Openers Louis the Child and Mija each showcased their own distinct mixing styles before the headliner. Louis the Child, a Chicago duo who describe their sound as "music that makes you happy," had a strong trip-hop set that definitely made the growing crowd very happy as their night started.
Skrillex protege Mija took to the stage shortly after 11:00 p.m. and her mentor's influence was apparent. The multigenre spanning set went from the heaviest of bass drops to some wildly energetic happy-hardcore tracks.
Audience members exchanged colorful bracelets made of plastic beads, known as kandi, to the sound of the low end as a sign of love within the dance community. Glovers were out in full force, performing with their LED-adorned fingers for the masses in time with the beat. The crowd was the perfect example of the current EDM enthusiast, decked out in colorful garb and dancing carelessly to the music enveloping them.
The club was barely full when Mija started her set, but by the time the crew was putting the final touches on Big Gigantic's massive setup, it was packed to the brim. Echostage's regular LED wall was supplemented by a 104-light rig behind the drum set and table that make up the duo's performance equipment.

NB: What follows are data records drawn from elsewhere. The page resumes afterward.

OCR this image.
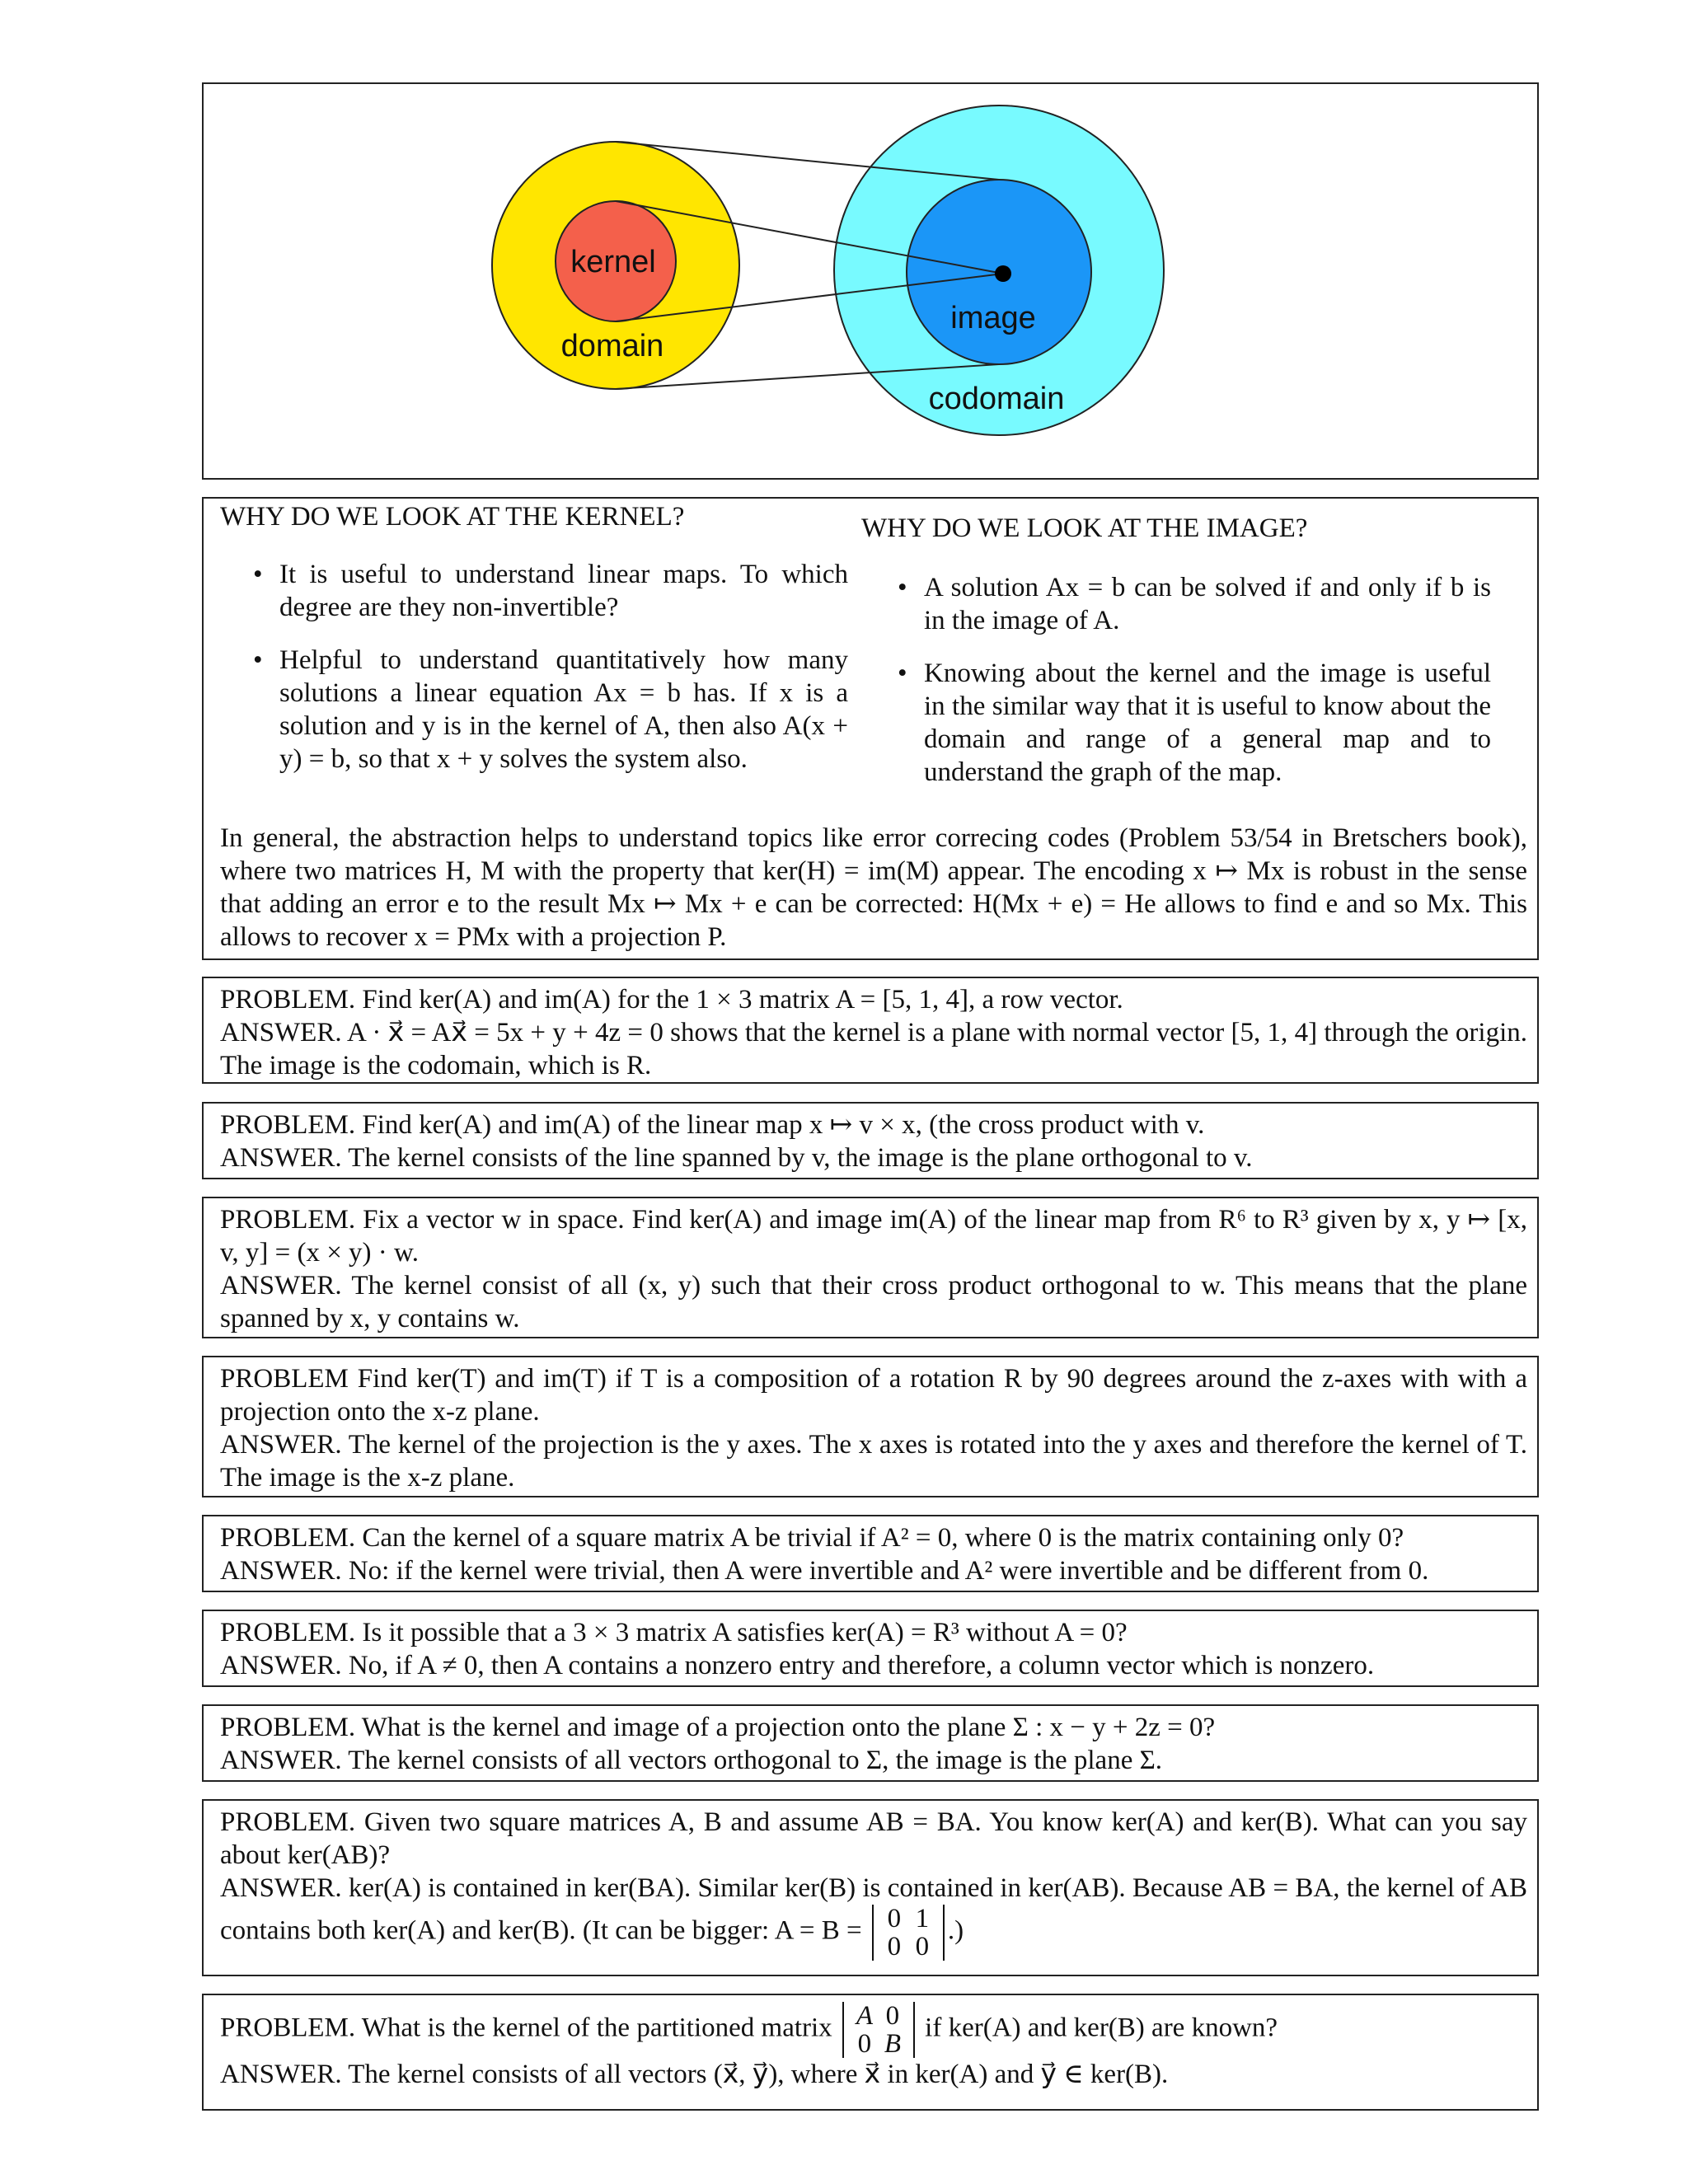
kernel
domain
image
codomain
WHY DO WE LOOK AT THE KERNEL?	WHY DO WE LOOK AT THE IMAGE?
• It is useful to understand linear maps. To which degree are they non-invertible?
• Helpful to understand quantitatively how many solutions a linear equation Ax = b has. If x is a solution and y is in the kernel of A, then also A(x + y) = b, so that x + y solves the system also.
• A solution Ax = b can be solved if and only if b is in the image of A.
• Knowing about the kernel and the image is useful in the similar way that it is useful to know about the domain and range of a general map and to understand the graph of the map.

In general, the abstraction helps to understand topics like error correcing codes (Problem 53/54 in Bretschers book), where two matrices H, M with the property that ker(H) = im(M) appear. The encoding x ↦ Mx is robust in the sense that adding an error e to the result Mx ↦ Mx + e can be corrected: H(Mx + e) = He allows to find e and so Mx. This allows to recover x = PMx with a projection P.

PROBLEM. Find ker(A) and im(A) for the 1 × 3 matrix A = [5, 1, 4], a row vector.

ANSWER. A · x⃗ = Ax⃗ = 5x + y + 4z = 0 shows that the kernel is a plane with normal vector [5, 1, 4] through the origin. The image is the codomain, which is R.

PROBLEM. Find ker(A) and im(A) of the linear map x ↦ v × x, (the cross product with v.

ANSWER. The kernel consists of the line spanned by v, the image is the plane orthogonal to v.

PROBLEM. Fix a vector w in space. Find ker(A) and image im(A) of the linear map from R⁶ to R³ given by x, y ↦ [x, v, y] = (x × y) · w.

ANSWER. The kernel consist of all (x, y) such that their cross product orthogonal to w. This means that the plane spanned by x, y contains w.

PROBLEM Find ker(T) and im(T) if T is a composition of a rotation R by 90 degrees around the z-axes with with a projection onto the x-z plane.

ANSWER. The kernel of the projection is the y axes. The x axes is rotated into the y axes and therefore the kernel of T. The image is the x-z plane.

PROBLEM. Can the kernel of a square matrix A be trivial if A² = 0, where 0 is the matrix containing only 0?

ANSWER. No: if the kernel were trivial, then A were invertible and A² were invertible and be different from 0.

PROBLEM. Is it possible that a 3 × 3 matrix A satisfies ker(A) = R³ without A = 0?

ANSWER. No, if A ≠ 0, then A contains a nonzero entry and therefore, a column vector which is nonzero.

PROBLEM. What is the kernel and image of a projection onto the plane Σ : x − y + 2z = 0?

ANSWER. The kernel consists of all vectors orthogonal to Σ, the image is the plane Σ.

PROBLEM. Given two square matrices A, B and assume AB = BA. You know ker(A) and ker(B). What can you say about ker(AB)?

ANSWER. ker(A) is contained in ker(BA). Similar ker(B) is contained in ker(AB). Because AB = BA, the kernel of AB contains both ker(A) and ker(B). (It can be bigger: A = B = 0 1
0 0.)

PROBLEM. What is the kernel of the partitioned matrix A 0
0 B if ker(A) and ker(B) are known?

ANSWER. The kernel consists of all vectors (x⃗, y⃗), where x⃗ in ker(A) and y⃗ ∈ ker(B).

Lalli and Salken took their spots in front of the crowd, bathed in green light, and were met with the cheers of a lively crowd ready to dance. As Lalli played the first notes on his saxophone, Salken built up to the first drop on his drum set. When it broke, the ravers went wild.
The high energy persisted throughout the rest of the night as tune after tune went off and the audience danced along to every single beat. Salken and Lalli closed out the night by gathering at the front of the stage for a selfie with the crowd.